Pour le moment, je ne trouve pas de modèle économique satisfaisant. Nous n’avons pas de plateforme propre. Il y a une défaillance du service public là-dessus. Les plateformes de partage sont très peu enthousiastes à l’idée de diffuser du jazz. Cela explique pourquoi nos concerts et beaucoup d’autres se retrouvent sur Facebook. Mais un écran plat ne sera jamais un concert, charnel. Cela reste frustrant.
Le Festival Django Reinhardt 2021 vient de lancer son Xmas Pass, pensez-vous que le public puisse se projeter dans six mois ?
Le public n’a rien à craindre. Il sera remboursé en cas de nouvelle annulation. Nous n’allons pas rester là à attendre alors que nous avons déjà quatre merveilleux artistes confirmés : Jamie Cullum, Ibrahim Maalouf, Stochelo Rosenberg et Thomas Dutronc. Je ne sais pas où nous en serons dans six mois. Mais ce que je sais, c’est qu’au Django Reinhardt la jauge est immense, entre 5 000 et 10 000 et elle est configurable à l’envi. Tout est possible, il faut avancer. Si les programmateurs arrêtent de travailler, où les artistes qui ne sont protégés que jusqu’en août 2021 vont-ils se produire ?
La rumeur dit que vous écrivez un livre…
Oui, mais cela en est aux balbutiements. J’y travaille avec mon ami Bruno Costemalle qui a longtemps officié chez Nova. L’idée un peu foutraque est de faire un « Vidal du jazz » (rires), c’est-à-dire un dictionnaire médical pour vous soigner par le jazz à travers 60 posologies. C’est à la fois léger et très sérieux ! Il y a des durées de traitements, des contre-indications, des effets indésirables, des posologies extrêmement strictes avec des playlists, des utilisations à certaines heures du jour et de la nuit.

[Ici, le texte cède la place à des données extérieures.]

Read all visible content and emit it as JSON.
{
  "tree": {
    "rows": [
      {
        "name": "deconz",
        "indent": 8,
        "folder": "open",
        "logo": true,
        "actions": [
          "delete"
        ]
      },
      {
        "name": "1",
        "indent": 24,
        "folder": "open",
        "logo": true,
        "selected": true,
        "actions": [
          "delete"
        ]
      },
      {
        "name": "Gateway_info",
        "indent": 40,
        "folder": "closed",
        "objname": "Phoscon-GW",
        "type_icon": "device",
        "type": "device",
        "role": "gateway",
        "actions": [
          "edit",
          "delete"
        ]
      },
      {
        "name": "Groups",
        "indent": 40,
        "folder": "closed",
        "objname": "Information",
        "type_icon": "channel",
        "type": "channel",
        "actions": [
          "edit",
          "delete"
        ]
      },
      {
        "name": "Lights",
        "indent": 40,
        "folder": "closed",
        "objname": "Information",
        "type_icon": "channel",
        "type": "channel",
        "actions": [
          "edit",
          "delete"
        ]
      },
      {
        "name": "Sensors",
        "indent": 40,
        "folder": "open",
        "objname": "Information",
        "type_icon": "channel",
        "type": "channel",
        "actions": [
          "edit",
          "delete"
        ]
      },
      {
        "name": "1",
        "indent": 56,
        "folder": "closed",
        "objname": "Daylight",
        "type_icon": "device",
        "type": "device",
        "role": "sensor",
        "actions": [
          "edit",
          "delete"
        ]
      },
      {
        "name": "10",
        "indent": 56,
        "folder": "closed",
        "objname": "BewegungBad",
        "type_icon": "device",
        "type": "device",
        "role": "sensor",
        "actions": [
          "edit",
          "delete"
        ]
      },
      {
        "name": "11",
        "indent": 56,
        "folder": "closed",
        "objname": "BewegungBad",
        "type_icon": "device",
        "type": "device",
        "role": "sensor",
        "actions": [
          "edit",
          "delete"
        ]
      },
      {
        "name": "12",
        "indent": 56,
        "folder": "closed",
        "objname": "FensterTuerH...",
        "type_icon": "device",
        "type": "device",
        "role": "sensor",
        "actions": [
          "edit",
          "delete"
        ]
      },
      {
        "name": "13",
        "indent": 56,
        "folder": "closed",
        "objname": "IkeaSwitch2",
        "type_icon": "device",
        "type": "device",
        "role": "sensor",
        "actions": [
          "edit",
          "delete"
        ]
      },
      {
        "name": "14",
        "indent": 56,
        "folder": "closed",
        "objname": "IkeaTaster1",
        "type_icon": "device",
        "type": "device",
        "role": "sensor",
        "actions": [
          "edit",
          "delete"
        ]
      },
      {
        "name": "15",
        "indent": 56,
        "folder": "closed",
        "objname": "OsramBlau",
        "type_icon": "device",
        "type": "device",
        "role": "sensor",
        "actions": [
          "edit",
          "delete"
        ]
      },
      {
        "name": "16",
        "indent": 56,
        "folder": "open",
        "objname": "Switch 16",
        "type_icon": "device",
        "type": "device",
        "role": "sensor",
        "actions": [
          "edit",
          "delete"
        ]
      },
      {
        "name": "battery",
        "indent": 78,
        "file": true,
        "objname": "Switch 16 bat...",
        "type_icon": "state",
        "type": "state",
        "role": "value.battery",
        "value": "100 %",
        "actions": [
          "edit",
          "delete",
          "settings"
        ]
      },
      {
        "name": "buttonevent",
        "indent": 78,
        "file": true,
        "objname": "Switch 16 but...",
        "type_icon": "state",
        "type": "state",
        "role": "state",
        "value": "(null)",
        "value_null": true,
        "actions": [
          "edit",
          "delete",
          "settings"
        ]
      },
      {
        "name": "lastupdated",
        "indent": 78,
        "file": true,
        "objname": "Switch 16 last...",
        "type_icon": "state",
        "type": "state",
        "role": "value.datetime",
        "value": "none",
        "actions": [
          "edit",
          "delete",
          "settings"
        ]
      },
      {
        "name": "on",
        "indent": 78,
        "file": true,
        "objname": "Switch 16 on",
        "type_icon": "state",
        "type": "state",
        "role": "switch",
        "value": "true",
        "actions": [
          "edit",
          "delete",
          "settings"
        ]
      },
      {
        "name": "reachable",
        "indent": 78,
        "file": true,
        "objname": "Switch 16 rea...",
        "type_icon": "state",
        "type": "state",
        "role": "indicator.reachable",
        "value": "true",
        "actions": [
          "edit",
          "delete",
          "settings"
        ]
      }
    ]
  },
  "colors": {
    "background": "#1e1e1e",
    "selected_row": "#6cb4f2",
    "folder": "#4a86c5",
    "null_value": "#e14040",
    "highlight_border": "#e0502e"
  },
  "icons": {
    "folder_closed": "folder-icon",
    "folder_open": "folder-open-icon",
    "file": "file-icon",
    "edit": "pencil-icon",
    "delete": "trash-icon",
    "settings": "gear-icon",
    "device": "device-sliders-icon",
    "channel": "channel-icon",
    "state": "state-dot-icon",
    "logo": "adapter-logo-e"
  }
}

Tant qu’à faire, je veux bien savoir ce que vous écoutez en ce moment ?
Beaucoup Gregory Porter, mais mon super coup de cœur c’est Kali Uchis qui est une chanteuse colombienne qui oscille entre le burlesque et l’outrancier. Elle sort son premier disque en espagnol, Sin Miedo (del Amor y Otros Demonios), c’est crade et addictif. J’adore cet album. Si je dois être honnête, j’avoue que je finis toujours par écouter les mêmes et j’ai aussi beaucoup beaucoup de livres et je finis toujours par lire les mêmes.